Le gouvernement japonais voit l’hydrogène comme la solution à l’insécurité énergétique, tout en minimisant les effets environnementaux
C’est une véritable révolution qui est en train de se produire dans les rues de l’Asie. Les adolescents pourraient très prochainement se déplacer sur des scooters alimentés à l’hydrogène. Un centre de recherche consacré à ce type de mobilité a été créé par les quatre grands noms japonais de la moto, à savoir Yamaha, Kawasaki, Suzuki et Honda. Ceux-ci dominent plus de la moitié du marché mondial. Leur objectif : rendre accessible une nouvelle génération d’énergie propre, terrestre et marine, selon Yoshihiro Hidaka, le président de Yamaha.
Le centre de recherche, baptisé « Hyse » (Hydrogen Small Mobility & Engine Technology), a reçu l’aval du ministère de l’Industrie (Meti). Cela s’inscrit dans un plan de développement colossal de l’hydrogène dévoilé par le gouvernement japonais cette semaine.
Un objectif ambitieux : sextupler la consommation d’hydrogène d’ici 2040
L’objectif fixé par Tokyo est audacieux. Le gouvernement prévoit d’investir 15.000 milliards de yens, soit environ 100 milliards d’euros, provenant des fonds publics et privés, sur une période de quinze ans. Ce financement servira à créer un réseau d’approvisionnement international et à diversifier l’utilisation de l’hydrogène dans le pays.
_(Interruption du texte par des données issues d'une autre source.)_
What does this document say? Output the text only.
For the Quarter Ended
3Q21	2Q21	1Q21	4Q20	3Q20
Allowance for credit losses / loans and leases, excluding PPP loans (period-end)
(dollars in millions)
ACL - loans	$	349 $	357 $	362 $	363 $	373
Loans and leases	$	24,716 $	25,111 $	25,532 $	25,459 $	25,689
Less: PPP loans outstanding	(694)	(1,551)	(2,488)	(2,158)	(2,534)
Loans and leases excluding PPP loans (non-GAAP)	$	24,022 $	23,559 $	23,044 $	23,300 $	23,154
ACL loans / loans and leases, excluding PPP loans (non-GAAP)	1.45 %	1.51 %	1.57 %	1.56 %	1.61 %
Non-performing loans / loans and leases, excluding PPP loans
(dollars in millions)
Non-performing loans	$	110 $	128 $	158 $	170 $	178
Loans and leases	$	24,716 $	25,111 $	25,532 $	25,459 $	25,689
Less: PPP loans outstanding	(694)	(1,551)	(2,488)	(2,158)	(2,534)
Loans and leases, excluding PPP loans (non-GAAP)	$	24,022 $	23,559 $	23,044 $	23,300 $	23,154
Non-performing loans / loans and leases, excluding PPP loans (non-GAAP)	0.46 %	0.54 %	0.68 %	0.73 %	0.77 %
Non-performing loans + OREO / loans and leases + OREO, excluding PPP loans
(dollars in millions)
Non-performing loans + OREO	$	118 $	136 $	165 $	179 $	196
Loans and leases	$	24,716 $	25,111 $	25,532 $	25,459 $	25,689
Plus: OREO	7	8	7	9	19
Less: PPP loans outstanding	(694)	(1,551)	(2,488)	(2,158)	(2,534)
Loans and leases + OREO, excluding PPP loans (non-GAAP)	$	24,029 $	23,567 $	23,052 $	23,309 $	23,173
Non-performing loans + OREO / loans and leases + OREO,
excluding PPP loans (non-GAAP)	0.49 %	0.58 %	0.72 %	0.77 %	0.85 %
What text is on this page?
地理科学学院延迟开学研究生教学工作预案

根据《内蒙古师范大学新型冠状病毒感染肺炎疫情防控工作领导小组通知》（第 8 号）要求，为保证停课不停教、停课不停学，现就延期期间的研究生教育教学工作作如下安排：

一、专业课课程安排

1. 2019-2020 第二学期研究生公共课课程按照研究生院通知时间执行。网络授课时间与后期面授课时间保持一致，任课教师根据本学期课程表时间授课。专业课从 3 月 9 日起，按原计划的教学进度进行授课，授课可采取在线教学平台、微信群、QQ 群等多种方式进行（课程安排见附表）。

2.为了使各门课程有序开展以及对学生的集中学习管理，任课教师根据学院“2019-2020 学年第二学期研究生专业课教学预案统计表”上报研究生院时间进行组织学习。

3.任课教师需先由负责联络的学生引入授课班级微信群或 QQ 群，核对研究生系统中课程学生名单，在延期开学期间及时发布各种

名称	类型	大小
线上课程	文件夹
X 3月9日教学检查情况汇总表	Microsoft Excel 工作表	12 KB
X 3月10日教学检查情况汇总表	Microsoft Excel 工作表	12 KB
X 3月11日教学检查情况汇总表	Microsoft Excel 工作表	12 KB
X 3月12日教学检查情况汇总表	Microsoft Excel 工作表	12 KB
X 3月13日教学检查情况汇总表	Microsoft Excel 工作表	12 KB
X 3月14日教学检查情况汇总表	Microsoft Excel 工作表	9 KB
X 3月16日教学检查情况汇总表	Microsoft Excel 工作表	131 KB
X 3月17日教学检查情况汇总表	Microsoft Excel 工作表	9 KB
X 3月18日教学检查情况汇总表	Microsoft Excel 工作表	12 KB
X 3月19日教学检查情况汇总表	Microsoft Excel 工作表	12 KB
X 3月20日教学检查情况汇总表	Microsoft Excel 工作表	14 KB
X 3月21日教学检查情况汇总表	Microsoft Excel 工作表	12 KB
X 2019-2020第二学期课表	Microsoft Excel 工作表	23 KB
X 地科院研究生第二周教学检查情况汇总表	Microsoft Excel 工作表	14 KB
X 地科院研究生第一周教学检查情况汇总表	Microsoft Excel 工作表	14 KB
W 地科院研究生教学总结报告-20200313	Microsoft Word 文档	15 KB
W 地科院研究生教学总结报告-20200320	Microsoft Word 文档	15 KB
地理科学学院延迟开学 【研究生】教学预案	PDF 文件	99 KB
À l’heure actuelle, le Japon consomme 2 millions de tonnes d’hydrogène par an. « Notre ambition est d’atteindre 12 millions de tonnes en 2040 », a annoncé Yasutoshi Nishimura, le ministre de l’Économie, du Commerce et de l’Industrie.
Tokyo envisage de favoriser l’utilisation d’hydrogène et d’ammoniac dans divers domaines tels que l’industrie lourde (par exemple, la production d’acier), le secteur résidentiel, la mobilité et la cogénération (mélangé à du gaz naturel) dans ses centrales électriques. Le pays prévoit d’importer la majeure partie de son hydrogène. Hitomi Komachi, une partenaire au cabinet Allen & Overy, souligne que « le plan de soutien et de subventions du Japon n’est pas exclusivement réservé aux projets nationaux, mais s’étend également à la production et au transport d’hydrogène à l’étranger ».
Un investissement massif dans les énergies de demain
Le gouvernement conservateur de Fumio Kishida envisage de mobiliser 60 milliards d’euros de fonds publics sur dix ans. Cet investissement a pour but de propulser les grandes entreprises industrielles japonaises et leurs technologies en Australie, en Asie du Sud-Est, au Moyen-Orient et en Amérique latine. Ces fonds permettront de soutenir de nombreux sites de production d’hydrogène, souvent par des procédés très polluants.
Une partie de l’hydrogène sera « verte », produite à partir d’énergies renouvelables. Cependant, l’essentiel sera encore « bleu » – issu d’énergies fossiles, mais avec des technologies de captage du CO2 -, et surtout « gris » – fabriqué à partir de charbon ou de gaz et sans captage. Yuko Nishida, chercheuse au Renewable Energy Institute, déplore que « le Japon considère l’hydrogène comme un carburant supplémentaire, au même titre que le charbon, le pétrole ou le gaz, et non comme un moyen de réduire drastiquement son empreinte carbone globale ».
La route vers un avenir énergétique propre
Yuko Nishida souligne également que le pays, sous la pression de ses lobbies industriels, continue d’investir des sommes massives de fonds publics dans des secteurs où l’hydrogène, en raison de son coût et de sa complexité, n’apparaît plus comme une solution optimale. « Ces montants auraient été beaucoup plus efficaces dans le développement d’énergies renouvelables directement au Japon », remarque Yuko Nishida.
Cependant, les retards conséquents des plans précédents relatifs à l’hydrogène au Japon dans la mobilité et le secteur résidentiel sont notables. À la fin des années 2010, Tokyo prévoyait que 200.000 véhicules fonctionnant sur des piles à combustibles parcourraient ses routes en 2025. À l’heure actuelle, ce nombre est inférieur à 8.000.
Malgré ces retards, le Japon reste déterminé à devenir un leader mondial de l’hydrogène, un enjeu crucial pour l’avenir énergétique du pays et du monde.